Il y a pas mal de monde : des gens qui roulent sur des planches molles, d'autres qui se cassent la figure parce qu'ils chaussent des espadrilles avec semelle à roulettes ou qui promènent leur chat andalou en lui lançant au loin des objets que l'animal est censé rapporter au pied.

Il y a aussi des bas du dos... ces personnes espiègles de petites tailles à allure vaguement bonhomme. Un peu sexy.

Au loin, un attroupement. Des sons musqués. Des éclats de rires jonchent le sol diésé et sablonneux.

Je m''approche à tatons.... et découvre des musiciens africains qui jouent -avec rythme et plat de la main- du Mozart sur des peaux tendues comme ils le feraient en tambourinant l'eau de mer pour lui apprendre la vraie musique des hommes.

Un rire déchire la mélodie percutatoire. Un rire sous forme de 3 croches et d'une ronde pointée, repris en fugue par quelques personnes qui s'en vont. Je montre du doigt une personne opulente un peu lente.

Un rire avec rime ronde et riche à l'hémistiche.
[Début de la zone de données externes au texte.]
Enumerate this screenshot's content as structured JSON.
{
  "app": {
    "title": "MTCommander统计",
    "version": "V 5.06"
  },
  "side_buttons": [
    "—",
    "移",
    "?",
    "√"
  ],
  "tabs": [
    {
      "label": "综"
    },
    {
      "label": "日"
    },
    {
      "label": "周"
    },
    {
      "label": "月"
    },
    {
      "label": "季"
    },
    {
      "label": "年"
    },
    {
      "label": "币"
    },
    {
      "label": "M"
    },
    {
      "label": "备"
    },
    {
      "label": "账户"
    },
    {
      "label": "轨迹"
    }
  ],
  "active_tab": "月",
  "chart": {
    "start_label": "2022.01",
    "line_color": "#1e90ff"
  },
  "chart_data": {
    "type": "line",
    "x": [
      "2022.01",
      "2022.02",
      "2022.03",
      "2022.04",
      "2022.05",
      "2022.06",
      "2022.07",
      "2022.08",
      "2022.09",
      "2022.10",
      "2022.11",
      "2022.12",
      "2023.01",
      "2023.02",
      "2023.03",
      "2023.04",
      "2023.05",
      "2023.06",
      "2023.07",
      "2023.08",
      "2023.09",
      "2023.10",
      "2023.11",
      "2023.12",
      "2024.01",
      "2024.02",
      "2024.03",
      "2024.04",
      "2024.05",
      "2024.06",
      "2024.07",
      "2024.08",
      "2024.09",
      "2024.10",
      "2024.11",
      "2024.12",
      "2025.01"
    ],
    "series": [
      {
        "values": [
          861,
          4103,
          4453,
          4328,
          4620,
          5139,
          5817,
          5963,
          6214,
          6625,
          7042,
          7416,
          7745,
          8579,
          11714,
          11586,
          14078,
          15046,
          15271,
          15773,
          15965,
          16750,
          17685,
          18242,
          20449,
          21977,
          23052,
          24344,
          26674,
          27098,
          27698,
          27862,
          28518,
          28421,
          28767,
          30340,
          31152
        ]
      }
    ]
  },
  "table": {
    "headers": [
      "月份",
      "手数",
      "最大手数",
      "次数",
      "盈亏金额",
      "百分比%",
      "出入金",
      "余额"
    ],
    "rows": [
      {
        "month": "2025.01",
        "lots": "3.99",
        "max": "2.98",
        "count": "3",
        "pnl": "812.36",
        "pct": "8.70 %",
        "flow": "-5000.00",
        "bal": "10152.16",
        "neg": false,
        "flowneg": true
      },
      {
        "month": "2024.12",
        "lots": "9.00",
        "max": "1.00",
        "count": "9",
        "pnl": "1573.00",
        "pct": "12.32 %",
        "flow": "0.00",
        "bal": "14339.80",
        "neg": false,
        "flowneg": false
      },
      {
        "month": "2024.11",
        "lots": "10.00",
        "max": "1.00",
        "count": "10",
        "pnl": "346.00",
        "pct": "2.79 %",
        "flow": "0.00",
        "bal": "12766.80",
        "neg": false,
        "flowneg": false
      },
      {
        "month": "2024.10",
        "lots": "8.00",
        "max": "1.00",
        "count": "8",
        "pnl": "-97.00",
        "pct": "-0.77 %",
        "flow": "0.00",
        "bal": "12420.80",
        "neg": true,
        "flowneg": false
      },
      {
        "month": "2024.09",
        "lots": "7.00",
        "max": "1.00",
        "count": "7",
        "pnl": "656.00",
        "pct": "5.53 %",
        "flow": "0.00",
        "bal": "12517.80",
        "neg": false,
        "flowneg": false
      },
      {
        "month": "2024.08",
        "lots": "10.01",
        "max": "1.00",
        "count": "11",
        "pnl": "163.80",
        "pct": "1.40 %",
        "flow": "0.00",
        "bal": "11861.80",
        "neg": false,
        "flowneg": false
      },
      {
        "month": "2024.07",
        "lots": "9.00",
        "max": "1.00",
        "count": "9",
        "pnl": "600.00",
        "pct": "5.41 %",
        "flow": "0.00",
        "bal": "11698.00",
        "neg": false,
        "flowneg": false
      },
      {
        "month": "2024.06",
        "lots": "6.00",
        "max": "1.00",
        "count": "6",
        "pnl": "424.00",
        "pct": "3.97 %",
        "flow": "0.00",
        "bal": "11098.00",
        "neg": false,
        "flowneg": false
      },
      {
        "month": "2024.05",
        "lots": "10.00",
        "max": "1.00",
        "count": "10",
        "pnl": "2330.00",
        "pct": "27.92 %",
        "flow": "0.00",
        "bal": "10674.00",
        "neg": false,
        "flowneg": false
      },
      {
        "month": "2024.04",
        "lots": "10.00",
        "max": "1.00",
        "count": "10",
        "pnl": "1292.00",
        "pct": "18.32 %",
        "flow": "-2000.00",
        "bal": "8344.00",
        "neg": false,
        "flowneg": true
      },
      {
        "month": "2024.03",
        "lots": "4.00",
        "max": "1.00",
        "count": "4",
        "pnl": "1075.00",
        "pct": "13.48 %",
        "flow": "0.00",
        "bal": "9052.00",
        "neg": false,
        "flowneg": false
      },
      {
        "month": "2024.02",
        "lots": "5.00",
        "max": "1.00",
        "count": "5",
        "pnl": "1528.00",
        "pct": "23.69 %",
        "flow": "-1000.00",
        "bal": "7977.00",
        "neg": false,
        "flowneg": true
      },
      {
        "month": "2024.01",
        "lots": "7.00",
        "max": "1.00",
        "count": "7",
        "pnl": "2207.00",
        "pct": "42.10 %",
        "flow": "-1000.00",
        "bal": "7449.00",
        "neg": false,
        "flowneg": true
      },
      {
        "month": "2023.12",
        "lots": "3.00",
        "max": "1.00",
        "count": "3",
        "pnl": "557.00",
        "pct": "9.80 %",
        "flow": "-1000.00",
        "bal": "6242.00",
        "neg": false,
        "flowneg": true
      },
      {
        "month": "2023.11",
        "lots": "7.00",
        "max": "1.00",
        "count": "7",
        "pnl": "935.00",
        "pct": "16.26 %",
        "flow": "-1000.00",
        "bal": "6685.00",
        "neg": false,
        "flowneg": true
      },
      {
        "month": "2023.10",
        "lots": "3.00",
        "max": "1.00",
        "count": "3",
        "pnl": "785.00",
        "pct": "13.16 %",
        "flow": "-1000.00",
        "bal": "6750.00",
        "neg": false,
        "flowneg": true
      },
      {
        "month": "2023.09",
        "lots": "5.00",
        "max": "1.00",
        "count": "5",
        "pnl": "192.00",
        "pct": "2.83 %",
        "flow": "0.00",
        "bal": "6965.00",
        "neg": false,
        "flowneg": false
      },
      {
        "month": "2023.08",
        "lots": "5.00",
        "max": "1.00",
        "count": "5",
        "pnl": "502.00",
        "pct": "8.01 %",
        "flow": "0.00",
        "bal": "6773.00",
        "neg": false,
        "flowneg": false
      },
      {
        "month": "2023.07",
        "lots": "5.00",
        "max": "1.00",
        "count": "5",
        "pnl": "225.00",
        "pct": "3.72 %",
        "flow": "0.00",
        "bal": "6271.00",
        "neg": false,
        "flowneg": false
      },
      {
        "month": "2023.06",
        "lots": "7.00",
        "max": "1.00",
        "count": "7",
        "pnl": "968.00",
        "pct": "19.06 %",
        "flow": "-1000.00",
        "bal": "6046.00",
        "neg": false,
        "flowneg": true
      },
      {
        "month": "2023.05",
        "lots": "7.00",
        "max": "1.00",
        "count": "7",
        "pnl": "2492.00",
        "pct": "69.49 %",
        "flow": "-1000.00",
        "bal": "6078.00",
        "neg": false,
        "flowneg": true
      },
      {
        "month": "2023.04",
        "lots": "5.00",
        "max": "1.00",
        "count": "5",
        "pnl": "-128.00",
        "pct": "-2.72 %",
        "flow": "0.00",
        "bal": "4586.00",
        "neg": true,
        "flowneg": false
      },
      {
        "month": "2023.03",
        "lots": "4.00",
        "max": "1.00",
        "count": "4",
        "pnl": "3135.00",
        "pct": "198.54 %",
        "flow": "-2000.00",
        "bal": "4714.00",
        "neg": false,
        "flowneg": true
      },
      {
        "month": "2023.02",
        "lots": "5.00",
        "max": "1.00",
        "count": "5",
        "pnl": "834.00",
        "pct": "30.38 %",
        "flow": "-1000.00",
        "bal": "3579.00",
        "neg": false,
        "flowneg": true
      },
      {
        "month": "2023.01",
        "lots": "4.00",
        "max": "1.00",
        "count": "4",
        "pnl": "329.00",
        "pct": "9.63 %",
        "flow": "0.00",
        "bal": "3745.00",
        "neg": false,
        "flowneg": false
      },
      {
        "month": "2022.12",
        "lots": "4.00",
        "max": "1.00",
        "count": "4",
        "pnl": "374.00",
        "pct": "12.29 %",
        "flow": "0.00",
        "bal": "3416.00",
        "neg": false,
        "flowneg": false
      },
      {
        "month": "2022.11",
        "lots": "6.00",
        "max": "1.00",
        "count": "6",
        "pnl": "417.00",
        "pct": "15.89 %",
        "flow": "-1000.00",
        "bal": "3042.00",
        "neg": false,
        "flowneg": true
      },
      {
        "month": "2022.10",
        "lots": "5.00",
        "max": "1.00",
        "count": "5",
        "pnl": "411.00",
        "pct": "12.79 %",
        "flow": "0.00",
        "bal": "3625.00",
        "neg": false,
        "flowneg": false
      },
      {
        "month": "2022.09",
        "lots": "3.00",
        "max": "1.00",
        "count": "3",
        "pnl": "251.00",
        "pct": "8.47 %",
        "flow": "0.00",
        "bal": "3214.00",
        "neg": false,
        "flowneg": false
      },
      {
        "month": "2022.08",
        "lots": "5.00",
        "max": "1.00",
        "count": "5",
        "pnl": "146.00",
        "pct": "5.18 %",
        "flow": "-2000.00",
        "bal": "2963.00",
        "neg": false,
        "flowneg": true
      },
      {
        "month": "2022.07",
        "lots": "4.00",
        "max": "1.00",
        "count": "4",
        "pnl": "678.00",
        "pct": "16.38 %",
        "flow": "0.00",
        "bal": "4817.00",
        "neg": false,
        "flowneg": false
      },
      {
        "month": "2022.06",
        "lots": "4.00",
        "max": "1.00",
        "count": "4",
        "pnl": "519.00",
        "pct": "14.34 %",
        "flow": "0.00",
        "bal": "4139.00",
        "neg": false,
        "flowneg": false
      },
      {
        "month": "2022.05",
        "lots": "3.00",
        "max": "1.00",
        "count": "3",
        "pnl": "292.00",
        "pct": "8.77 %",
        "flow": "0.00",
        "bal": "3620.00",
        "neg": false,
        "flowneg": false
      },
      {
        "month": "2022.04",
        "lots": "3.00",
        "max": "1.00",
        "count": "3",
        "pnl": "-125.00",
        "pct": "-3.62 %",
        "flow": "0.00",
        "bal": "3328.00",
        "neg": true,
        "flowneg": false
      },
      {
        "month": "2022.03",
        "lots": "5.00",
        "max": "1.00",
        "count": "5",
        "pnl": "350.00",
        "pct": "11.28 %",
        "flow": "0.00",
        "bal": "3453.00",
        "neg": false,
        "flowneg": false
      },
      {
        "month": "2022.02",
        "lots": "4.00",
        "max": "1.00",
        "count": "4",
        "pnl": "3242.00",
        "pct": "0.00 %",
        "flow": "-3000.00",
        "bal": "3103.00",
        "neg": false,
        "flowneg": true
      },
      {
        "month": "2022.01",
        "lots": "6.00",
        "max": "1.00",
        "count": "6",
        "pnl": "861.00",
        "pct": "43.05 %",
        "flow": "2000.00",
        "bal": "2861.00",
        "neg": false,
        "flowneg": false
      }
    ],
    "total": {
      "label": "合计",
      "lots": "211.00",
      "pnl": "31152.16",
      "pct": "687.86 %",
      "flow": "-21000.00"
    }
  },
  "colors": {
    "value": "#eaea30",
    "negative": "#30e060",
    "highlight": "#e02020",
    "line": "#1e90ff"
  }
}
Un rire stylistiquement rimbaldien et hémisphérique.

Un truc très fin, complexe pour qui souhaite le reproduire dans un écrit (j'éprouve pas mal de difficultés à vous le décrire dans toute sa subtilité)

Dans un élan de fulgurance je me demande alors si je ne suis pas un peu sot d'avoir sellé mon cheval de bataille en pensant que l'heure était venue de crier longuement dans la nuit.

Surtout qu'en la circonstance, il s'agit d'une longue mélopée.... à base d'imitations de chauve-souris au moment du sevrage du petit.

En plus, il faut bien imaginer que lorsque la femelle gratte nerveusement son nid, le bruit qu'elle engendre rappelle un peu une trompette du cygne qui se rebiquerait en prenant la forme d'un vague vagissementt en queue de nouille.

Silence soudain.

Je suis manifestement attiré par le reflet argenté de l'eau...

Le rayon lunaire semble me dire :

-Mon sourire est resté accroché à vos entourloupes,
Mon nombril aussi !

Je réalise alors que je viens sans doute de découvrir l'indécouvrable, l'indicible. Ce qui ne peut être compris que par des fous ou des rêveurs.

La Lune parle !!

Si on la regarde dans le reflet !

En plus elle aurait un nombril.... Serait-ce le fameux nombril delphique du monde ?

Quelle tromperie ! C'est la Lune qui est le nombril du Monde ! Et pas la Terre ! Ouarf !

- Mais pourquoi ? me dit-elle Pourquoi une telle entourloupe ?

Une petite voix -comme un grelot- agite l'air et dit :

Une entourloupe c'est une chaloupe qui entoure l'imagination lorsqu'elle est captive du rêve.

Je suis médusé, homme-grenouillisé, thonifié, hareng saurisé.

- Et si cela pouvait-être vrai ! J'entourlouperais bien mes amis, ma famille, ma tribu pour qu'ils puissent échapper à certaines visions des froids.